欠伸を噛み殺して、ベッドに入る。途端にぐるぐると視界が回った。お風呂に食事にとリラックス出来たことで逆に疲れが出たのかもしれない。だからだろう。目を閉じて次に開いたときには、夕方になっていた。
「寝過ごしたわ……」
後悔とともに身体を起こす。悔しいが、しっかりと休息をとれた感覚がある。少しのつもりでいたときの睡眠ほど質が高くなるのは何故だろう。
とはいえ、呑気に部屋の掃除までしている余裕はない。イユが休んでいる間、誰かがイユのかわりに働いてくれているはずだ。
手早く身支度をすませて、ひとまず航海室に急いだ。
「おや、おはようございやす」
クロヒゲから声が掛かる。

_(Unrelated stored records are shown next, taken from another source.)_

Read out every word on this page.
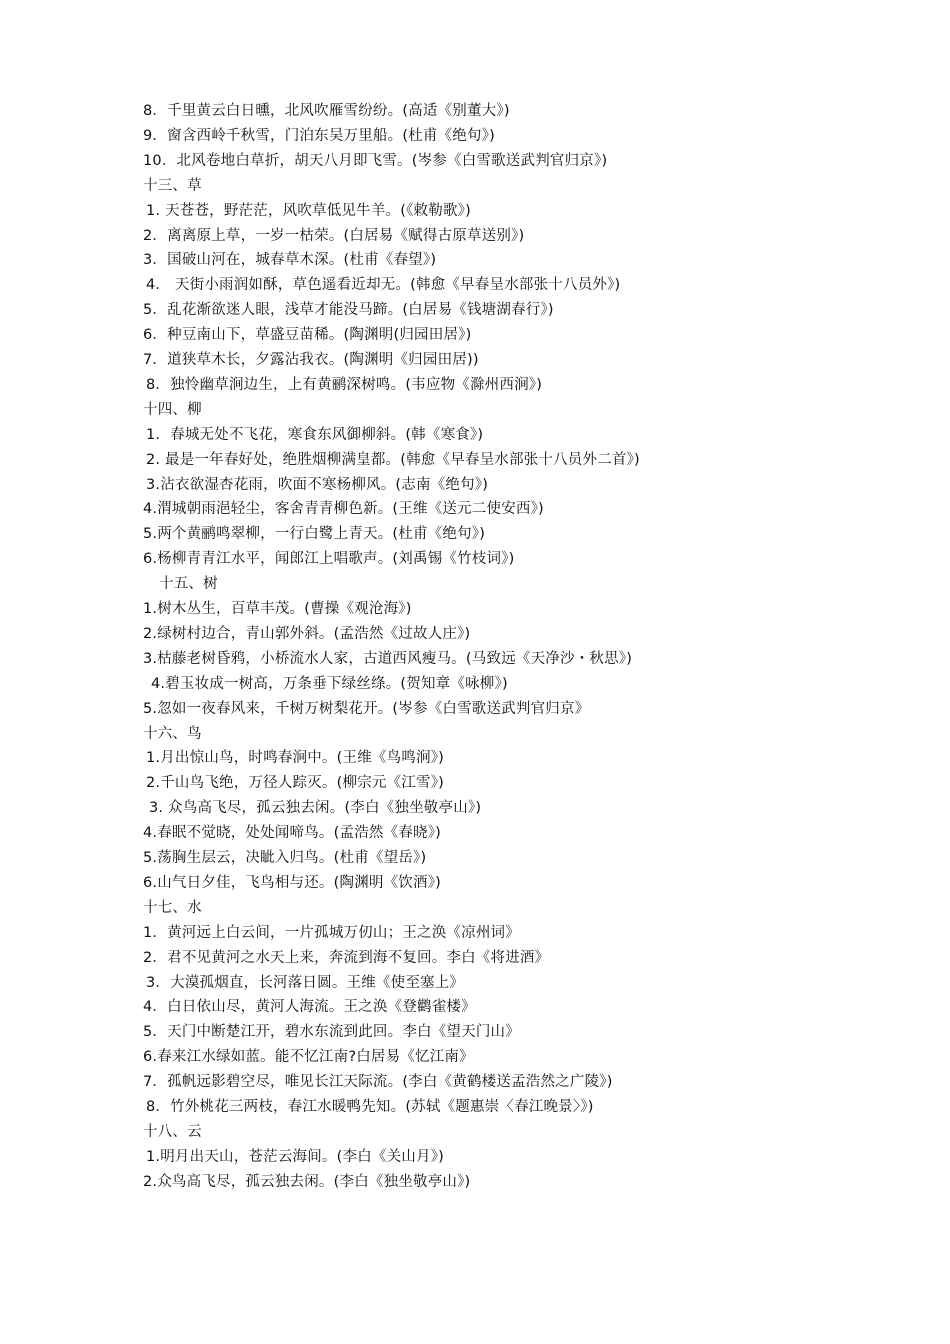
8．千里黄云白日曛，北风吹雁雪纷纷。(高适《别董大》)
9．窗含西岭千秋雪，门泊东吴万里船。(杜甫《绝句》)
10．北风卷地白草折，胡天八月即飞雪。(岑参《白雪歌送武判官归京》)
十三、草
1. 天苍苍，野茫茫，风吹草低见牛羊。(《敕勒歌》)
2．离离原上草，一岁一枯荣。(白居易《赋得古原草送别》)
3．国破山河在，城春草木深。(杜甫《春望》)
4． 天街小雨润如酥，草色遥看近却无。(韩愈《早春呈水部张十八员外》)
5．乱花渐欲迷人眼，浅草才能没马蹄。(白居易《钱塘湖春行》)
6．种豆南山下，草盛豆苗稀。(陶渊明(归园田居》)
7．道狭草木长，夕露沾我衣。(陶渊明《归园田居))
8．独怜幽草涧边生，上有黄鹂深树鸣。(韦应物《滁州西涧》)
十四、柳
1．春城无处不飞花，寒食东风御柳斜。(韩《寒食》)
2. 最是一年春好处，绝胜烟柳满皇都。(韩愈《早春呈水部张十八员外二首》)
3.沾衣欲湿杏花雨，吹面不寒杨柳风。(志南《绝句》)
4.渭城朝雨浥轻尘，客舍青青柳色新。(王维《送元二使安西》)
5.两个黄鹂鸣翠柳，一行白鹭上青天。(杜甫《绝句》)
6.杨柳青青江水平，闻郎江上唱歌声。(刘禹锡《竹枝词》)
十五、树
1.树木丛生，百草丰茂。(曹操《观沧海》)
2.绿树村边合，青山郭外斜。(孟浩然《过故人庄》)
3.枯藤老树昏鸦，小桥流水人家，古道西风瘦马。(马致远《天净沙・秋思》)
4.碧玉妆成一树高，万条垂下绿丝绦。(贺知章《咏柳》)
5.忽如一夜春风来，千树万树梨花开。(岑参《白雪歌送武判官归京》
十六、鸟
1.月出惊山鸟，时鸣春涧中。(王维《鸟鸣涧》)
2.千山鸟飞绝，万径人踪灭。(柳宗元《江雪》)
3. 众鸟高飞尽，孤云独去闲。(李白《独坐敬亭山》)
4.春眠不觉晓，处处闻啼鸟。(孟浩然《春晓》)
5.荡胸生层云，决眦入归鸟。(杜甫《望岳》)
6.山气日夕佳，飞鸟相与还。(陶渊明《饮酒》)
十七、水
1．黄河远上白云间，一片孤城万仞山；王之涣《凉州词》
2．君不见黄河之水天上来，奔流到海不复回。李白《将进酒》
3．大漠孤烟直，长河落日圆。王维《使至塞上》
4．白日依山尽，黄河人海流。王之涣《登鹳雀楼》
5．天门中断楚江开，碧水东流到此回。李白《望天门山》
6.春来江水绿如蓝。能不忆江南?白居易《忆江南》
7．孤帆远影碧空尽，唯见长江天际流。(李白《黄鹤楼送孟浩然之广陵》)
8．竹外桃花三两枝，春江水暖鸭先知。(苏轼《题惠崇〈春江晚景〉》)
十八、云
1.明月出天山，苍茫云海间。(李白《关山月》)
2.众鸟高飞尽，孤云独去闲。(李白《独坐敬亭山》)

操縦席からイユを覗いている。見た限り一人だ。ラダは休憩しているようである。
「寝過ごしてしまって。何したらよいかわかる?」
レパードがいれば指示が飛んだのだろうが、レパードも今ここにはいない。
「そうでやすね。特に人手不足なところはありやせんから」
「甲板の見張りは?」
一番人手が不足するところだろう。
「任せたいところでやすが、顔出しはやめたほうが良いかと」
克望のいた別荘地からはあまり離れていない。イユの顔が見られていたら、立派な指名手配犯だ。わざわざ顔を見せることもないと、指摘される。
「それなら、医務室かしら」
「いや、そっちも間に合っていやす。どっちかというと夕方ですから、立ち入って起こすのもどうかと」
それもそうだろう。ばたばたしていたのは、移動したばかりの頃で今は時間が経っている。看病を代わってもよいが、クロヒゲの様子だと誰かが代わったばかりなのかもしれない。
「それなら、夕食の準備に」
「そう。頼みたいことがありやした」
いよいよやることが減ってきた。そう思ったところで頼まれごとだ。引き受ける以外思いつかない。
意気込んたイユに、クロヒゲは告げた。